The French projected burqa law is not desirable for "security" reasons, as some of its defenders have put forward in a somewhat childish way (the bank robber hiding his intentions behind the black veil, or even the kamikaze hiding his bomb under his robe — there are other, easier, ways to commit such crimes).

It is also not a good law because it would put a stop to the "Islamization" of the French society, as — paradoxically — some opponents and proponents have foolishly suggested. Many French people welcome the spreading of an Islamic culture that was rejected for too long, as France was not at ease with its colonial past. And the recent uneasy debate launched by Nicolas Sarkozy about "the French national identity" underlined that a lot of progress remains to be seen.

But nobody except the most radical French Muslims wants the Islamization of the French society. And if the acceptance or rejection of the burqa becomes the barometer of social and cultural integration in France, God, Allah ... whomever, protect our free societies.

It might surprise the State Department spokesman, the White House and most Americans, but France is not an anti-Muslim country. Mosques are being built throughout the country, most often with public money.

"The oldest daughter of the church," as France used to be identified, is not an anti-religious nation either. Former President Valery Giscard d'Estaing even wanted to introduce a reference to its "Christian heritage" in the preamble of the latest European Union treaty that he wrote with several other statesmen. The idea was almost universally rejected. Because political treaties are for everybody. And religion is private.

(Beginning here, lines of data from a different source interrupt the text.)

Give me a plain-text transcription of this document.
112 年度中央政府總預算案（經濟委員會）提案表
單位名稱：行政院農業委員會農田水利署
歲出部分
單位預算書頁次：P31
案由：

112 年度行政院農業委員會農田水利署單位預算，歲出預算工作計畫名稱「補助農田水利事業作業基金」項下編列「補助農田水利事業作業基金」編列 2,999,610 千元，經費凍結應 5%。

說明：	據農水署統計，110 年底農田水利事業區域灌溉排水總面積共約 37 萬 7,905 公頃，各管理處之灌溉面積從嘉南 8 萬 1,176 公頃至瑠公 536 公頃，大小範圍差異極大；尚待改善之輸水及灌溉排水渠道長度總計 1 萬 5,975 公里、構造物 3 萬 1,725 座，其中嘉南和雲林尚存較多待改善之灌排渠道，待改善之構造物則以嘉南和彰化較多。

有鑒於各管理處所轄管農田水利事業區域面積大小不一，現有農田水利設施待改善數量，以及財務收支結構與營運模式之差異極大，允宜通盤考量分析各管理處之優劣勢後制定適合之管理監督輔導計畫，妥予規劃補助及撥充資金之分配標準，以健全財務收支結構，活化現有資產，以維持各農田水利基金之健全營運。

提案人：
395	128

But even that is beyond the point. For the burqa conundrum is not, mainly, a religious problem. "The burqa is not religious," said Nicolas Sarkozy. "It is a sign of the submission of women."

Allowing it in public would violate a rule of life in the societies I choose to live in. In a free society, you may love, hate or be indifferent to your neighbor. But for that, you need something very simple: you must be able to SEE him. Or her.

Jean Lesieur, a French journalist, was a correspondent and editor for the French news magazines Le Point and L'Express. He also served as an editor and editorial consultant for the Hachette-Filipacchi publishing group in New York and in Paris. In 2006, he joined the team that created and developed the French international news channel, France 24, broadcast worldwide in French, English and Arabic.